One of the things I haven’t covered yet- a detail that made my semester abroad that much more colorful- was that I was in the USA during election year. Tensions were high and the campus was highly politicized. Both the Dems and the GOP had official organizations at the grass-roots level- veritable legions of fired-up, partisan students that scoured the campus for recruits during the day and drank toasts to the bloody demise of their counterparts come night. There was a real sense of vitriol between the two sides. It was as though every four years the country braced itself for a civil war, which is an apt choice of words because the ideological divisions in this country can be traced right back to the fricking Gatling Gun. I’ve always thought that America is really two countries- like two warring spirits vying for control of a host body. One thing I picked up on as soon as I arrived was the tangible sense of dread people had towards the 2012 general election. Now I’m not saying people back in the Old World of Yurrup enjoy elections, but I’ve certainly never seen the same sense of fear. In the UK some people go about hardly noticing there’s an election at all. But in the US- boy do you know it’s game time.

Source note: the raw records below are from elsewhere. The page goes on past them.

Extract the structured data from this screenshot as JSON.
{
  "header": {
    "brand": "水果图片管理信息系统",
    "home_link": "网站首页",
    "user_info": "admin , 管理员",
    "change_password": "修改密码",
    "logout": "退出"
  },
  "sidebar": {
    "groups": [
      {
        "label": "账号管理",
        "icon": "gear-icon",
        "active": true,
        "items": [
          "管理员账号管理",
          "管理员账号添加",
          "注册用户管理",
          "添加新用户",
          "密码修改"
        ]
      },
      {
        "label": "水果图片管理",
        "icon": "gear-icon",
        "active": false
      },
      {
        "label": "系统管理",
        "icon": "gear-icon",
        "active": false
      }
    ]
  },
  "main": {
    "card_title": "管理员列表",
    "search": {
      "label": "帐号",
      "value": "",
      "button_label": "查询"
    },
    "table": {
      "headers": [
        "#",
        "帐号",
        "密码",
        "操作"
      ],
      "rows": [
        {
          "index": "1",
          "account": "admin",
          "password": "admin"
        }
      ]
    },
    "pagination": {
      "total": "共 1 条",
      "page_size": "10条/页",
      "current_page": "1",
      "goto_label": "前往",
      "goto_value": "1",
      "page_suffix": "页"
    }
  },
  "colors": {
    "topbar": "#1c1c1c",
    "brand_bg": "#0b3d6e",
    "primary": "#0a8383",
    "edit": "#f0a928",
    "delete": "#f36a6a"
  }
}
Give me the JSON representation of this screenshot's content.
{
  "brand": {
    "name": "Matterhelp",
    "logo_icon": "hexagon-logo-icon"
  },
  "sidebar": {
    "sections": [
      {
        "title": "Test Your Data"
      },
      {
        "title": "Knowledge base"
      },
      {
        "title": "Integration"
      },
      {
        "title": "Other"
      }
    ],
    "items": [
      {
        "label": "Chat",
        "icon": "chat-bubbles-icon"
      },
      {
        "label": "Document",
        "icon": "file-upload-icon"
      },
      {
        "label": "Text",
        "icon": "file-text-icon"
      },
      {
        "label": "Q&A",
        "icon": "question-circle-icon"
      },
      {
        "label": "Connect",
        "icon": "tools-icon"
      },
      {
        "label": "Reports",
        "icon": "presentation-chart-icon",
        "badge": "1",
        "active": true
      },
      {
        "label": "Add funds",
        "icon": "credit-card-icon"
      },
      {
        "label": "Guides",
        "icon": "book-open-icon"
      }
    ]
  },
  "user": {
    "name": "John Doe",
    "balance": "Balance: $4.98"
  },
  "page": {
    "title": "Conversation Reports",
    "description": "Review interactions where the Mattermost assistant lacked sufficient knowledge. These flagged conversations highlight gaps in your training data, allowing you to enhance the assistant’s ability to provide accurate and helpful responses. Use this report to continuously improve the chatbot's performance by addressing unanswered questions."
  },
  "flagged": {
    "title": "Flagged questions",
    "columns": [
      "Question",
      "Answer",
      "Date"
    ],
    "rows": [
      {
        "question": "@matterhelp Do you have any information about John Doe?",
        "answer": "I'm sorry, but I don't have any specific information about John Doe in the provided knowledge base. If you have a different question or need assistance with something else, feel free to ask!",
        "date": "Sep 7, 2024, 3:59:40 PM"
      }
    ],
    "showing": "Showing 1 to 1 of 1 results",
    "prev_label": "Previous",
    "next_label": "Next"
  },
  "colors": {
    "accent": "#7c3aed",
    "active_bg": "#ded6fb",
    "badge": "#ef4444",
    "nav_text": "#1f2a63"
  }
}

The US is about as polarized as a nation can get. When I was making my road trip across the country before moving into the dorms, I met up with my assigned roommate Brad and a bunch of his high school chums in the parking lot of a Best Western hotel in Madison, WI. After grudgingly obliging their demands I say “bloody hell” several times in my normal voice, I was able to pick up a few pointers on the Do’s and Don’ts of living in the Land of the Free.
“Whatever you do, do NOT mention politics, religion, or race,” one girl told me.
There was this sense that to do so was to light a cigarette in a room already doused with gasoline. Any moment things could explode. It was an interesting climate to witness, and any American will tell you that when things kick off, it’s ugly as all hell. And it’s true; in the UK there simply isn’t the same level of hatred that exists between both factions. People just kind of get on with it, and few folks can really be bothered to make a scene.
The memory of that semester that sticks out most to me was the time my bestest of mates Aaron got back from casting his vote.
“Shit’s hit the fan,” he said, lying back on the rug across from where I sat. Aaron told me how an argument about abortion exploded on lower campus outside the voting booths. I’m not sure who started it, but basically what happened is two girls got into a screaming match and one of them called the other a “cunt”. You know the hatred is genuine when Americans use that word. In the USA it definitely carries more weight than anywhere else. Over there it’s strictly a gender-specific word. It’s a word used against women to demean women. In the UK, it’s still bad, but it’s applied more or less equally to both genders (think of it as an upgrade of “jerk”). And in Australia, I hear it’s actually a term of endearment. But no, in the US whenever that word is used it’s like all air is sucked out of the room. Back home, if I were to say it I’d get a slap on the wrist for being vulgar, but if I were to utter it in the USA, there would be a sense of “Did you really just do that?”
As a foreigner, I was pretty much insulated from it all. Come election-day a girl knocked on my door and asked if I had voted yet. I told her I wasn’t eligible, and for some reason I got a real sense of satisfaction in doing so. But a part of me did feel like I was missing out on the party. I wasn’t politically-inclined at all in those days, but I still felt swept up in all the excitement. There was a real sense of hope that came with Obama’s crushing victory, and the dorm rooms were warmed by the glow of progressivism. No offence to Mitt Romney, but he displayed about as much charisma and political insight as a pilchard. I’ll never forget staying up with Aaron all night to watch the live coverage of the votes being counted, and I have such a vivid memory of Obama’s rousing victory speech in the wind and rain of Chicago. It was probably one of the greatest speeches I’ve ever heard, and one of the few I’ve really been affected by with a surge of emotion. Our reaction was tantamount to that of seeing Giannis Antetokounmpo performing a slam dunk over someone. “Holy shit,” Aaron said. Wherever you fall on the political spectrum, you had to give it to Barack Obama; the man is undoubtedly one of the greatest orators in American history.